I've been going to write about our first experience raising pigs last year. It was a good experience. They were happy pigs. And we are enjoying the home-raised meat. But we killed them ourselves before taking them to the butcher. That was kind of brutal, being the first time and all.

As always, thanks for the comment.

Herrick Kimball said...

Hi Clark—

I was surprised to see my essay at the Abbeville Institute web site. But pleased to see that they put it there. I'm a Northerner by birth (something I had no control over), but a Southerner at heart.

The best elements of "Southern tradition" need to be better understood and preserved. The agrarian ideal is among those best elements, and I appreciate what Abbeville Institute is doing.
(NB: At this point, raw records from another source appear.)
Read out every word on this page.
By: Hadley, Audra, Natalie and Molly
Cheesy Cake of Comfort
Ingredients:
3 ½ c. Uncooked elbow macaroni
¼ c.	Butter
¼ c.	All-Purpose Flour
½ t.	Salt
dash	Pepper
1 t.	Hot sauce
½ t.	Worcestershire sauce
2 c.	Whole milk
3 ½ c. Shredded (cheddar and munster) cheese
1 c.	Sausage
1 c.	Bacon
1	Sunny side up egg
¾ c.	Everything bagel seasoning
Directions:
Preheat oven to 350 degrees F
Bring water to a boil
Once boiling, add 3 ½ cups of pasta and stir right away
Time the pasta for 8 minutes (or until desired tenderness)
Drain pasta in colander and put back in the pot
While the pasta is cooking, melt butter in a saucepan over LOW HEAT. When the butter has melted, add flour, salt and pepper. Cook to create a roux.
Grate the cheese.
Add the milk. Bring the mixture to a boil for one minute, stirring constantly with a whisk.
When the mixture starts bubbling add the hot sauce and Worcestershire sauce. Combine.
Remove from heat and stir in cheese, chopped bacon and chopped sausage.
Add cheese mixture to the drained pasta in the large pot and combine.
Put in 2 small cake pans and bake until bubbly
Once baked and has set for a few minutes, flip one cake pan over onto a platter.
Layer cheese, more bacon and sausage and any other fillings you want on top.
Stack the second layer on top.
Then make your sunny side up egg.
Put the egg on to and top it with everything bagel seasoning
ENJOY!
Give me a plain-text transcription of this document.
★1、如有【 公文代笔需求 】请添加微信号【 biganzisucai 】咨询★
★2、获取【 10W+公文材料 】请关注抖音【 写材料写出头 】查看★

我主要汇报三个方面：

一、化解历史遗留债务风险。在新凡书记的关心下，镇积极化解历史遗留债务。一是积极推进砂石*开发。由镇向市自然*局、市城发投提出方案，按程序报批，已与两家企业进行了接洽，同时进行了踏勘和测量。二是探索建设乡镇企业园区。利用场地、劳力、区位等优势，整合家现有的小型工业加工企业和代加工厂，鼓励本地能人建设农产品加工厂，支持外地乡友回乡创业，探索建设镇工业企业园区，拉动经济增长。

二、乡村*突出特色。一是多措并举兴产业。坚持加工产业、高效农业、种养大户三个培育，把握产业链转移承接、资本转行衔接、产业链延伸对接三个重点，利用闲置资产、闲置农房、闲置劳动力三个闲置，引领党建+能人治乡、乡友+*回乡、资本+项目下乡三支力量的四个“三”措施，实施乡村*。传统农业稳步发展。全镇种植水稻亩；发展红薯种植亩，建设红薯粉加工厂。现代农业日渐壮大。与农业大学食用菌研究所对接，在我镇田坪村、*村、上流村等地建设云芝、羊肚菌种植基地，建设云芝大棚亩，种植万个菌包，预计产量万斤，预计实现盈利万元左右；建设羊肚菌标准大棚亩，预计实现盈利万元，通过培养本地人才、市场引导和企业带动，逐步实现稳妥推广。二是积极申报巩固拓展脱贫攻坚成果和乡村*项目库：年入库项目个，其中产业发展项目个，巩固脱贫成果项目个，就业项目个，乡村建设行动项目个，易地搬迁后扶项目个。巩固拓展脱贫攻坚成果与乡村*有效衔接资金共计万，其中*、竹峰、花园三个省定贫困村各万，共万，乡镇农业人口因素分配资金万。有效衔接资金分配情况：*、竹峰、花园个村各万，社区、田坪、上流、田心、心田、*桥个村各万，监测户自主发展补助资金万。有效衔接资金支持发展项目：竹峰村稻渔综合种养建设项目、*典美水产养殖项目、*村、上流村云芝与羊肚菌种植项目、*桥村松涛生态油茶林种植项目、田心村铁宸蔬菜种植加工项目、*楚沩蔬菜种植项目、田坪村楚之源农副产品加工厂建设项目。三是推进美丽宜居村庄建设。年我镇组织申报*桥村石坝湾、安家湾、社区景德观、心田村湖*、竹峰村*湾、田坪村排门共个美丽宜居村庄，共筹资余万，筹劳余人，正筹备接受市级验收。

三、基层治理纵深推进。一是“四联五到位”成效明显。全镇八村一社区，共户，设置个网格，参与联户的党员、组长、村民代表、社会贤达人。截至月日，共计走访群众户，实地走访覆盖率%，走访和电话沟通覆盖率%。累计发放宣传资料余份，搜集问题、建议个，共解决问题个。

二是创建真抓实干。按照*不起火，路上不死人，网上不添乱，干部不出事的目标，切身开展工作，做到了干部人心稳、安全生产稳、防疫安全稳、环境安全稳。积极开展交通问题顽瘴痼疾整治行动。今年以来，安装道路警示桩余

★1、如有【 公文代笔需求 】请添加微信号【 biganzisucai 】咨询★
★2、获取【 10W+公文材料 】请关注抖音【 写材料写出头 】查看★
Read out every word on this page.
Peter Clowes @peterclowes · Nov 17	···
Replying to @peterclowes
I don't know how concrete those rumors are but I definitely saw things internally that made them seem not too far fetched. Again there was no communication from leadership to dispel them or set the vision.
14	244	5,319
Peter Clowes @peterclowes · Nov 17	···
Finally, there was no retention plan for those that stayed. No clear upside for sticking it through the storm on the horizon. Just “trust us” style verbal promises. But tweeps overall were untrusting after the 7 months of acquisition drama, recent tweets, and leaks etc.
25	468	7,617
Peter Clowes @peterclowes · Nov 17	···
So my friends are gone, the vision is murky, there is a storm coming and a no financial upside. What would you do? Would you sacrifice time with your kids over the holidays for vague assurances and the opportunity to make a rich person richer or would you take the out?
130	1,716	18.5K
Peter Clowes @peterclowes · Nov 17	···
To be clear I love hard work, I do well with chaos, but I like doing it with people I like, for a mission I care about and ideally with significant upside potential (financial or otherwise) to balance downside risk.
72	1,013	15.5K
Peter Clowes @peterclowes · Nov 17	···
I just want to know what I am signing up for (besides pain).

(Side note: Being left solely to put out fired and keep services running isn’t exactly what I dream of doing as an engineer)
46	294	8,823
Everett R Littlefield said...

Hi Herrick, over the last two years we have butchered about 55 turkeys and60 X Cross chickens. I call them my Frank Perdue flock. During each session, we do 12-15 at a time, that little toetapper gets turned off and on probably a couple hundred times.

When we are not doing that I have it mounted on the wood trim just outside the roll up barn door. it is connected to one of those Little Big Shot nozzles. They make a nice variable stream but are a pain it the Gluteus Maximus muscles because you have to screw it in or out to adjust. I just set it where I want it and leave it. Then it is just bang the tapper!

I have been involved with butchering pigs and cows since I was about 7 or 8. There was a long hiatus while in the USN, but when we got back here I took it up with a vengeance. Got my youngest son Kirk got interested and we both learned the finer points of parting out a large animal from the local Food stores butcher. He was an Army trained cook and butcher, so every cut had to be precise. It never used to bother me to put an animal down, but in the last few years now, I let someone else do the deed!

The boy really got interested in making sausage of all kinds, hot smoked, cold smoked, you name it he has probably made at least one batch. This year he started two full hindquarters on the way to becoming Proscuito(sp). It takes two years to fully cure in a temp and humidity
controlled space. He is using a small soda refrigerator the size of a small house one. After he got that one going he rolled up a big piece of what could have become bacon, and instead turned it into Pancetta. That only took 6-8 weeks to cure. And I made the guanciale, which is just bacon made out of the cheeks and jowls of the head. But it also hangs in the curing refrain. It is a dry cure withe just black pepper, salt, Instacure #2 and some thyme and rosemary. And it also has about an 8-12 week cure time. Remind me next fall if I'm still a viable entity and I'll send you a piece

I think I have taken up enough space for this time. Planting four types of spuds tomorrow! Best to you and Marlene, Everett

J Eby said...

I am one of the people that bought a prototype and has yet to use it. I jumped at the chance to buy one even though I knew it would be a while before it got used. We have a lean-to we built on the back of our shop that is going to get set-up for our poultry butchering this year. We currently grow about 500 broilers and 35 turkeys a year that we butcher outside. The lean-to will be out-fitted with the Toe-tapper, a tub plucker that I built (styled after yours), and an automatic scalder I built (that I loosely styled after a Poultryman scalder).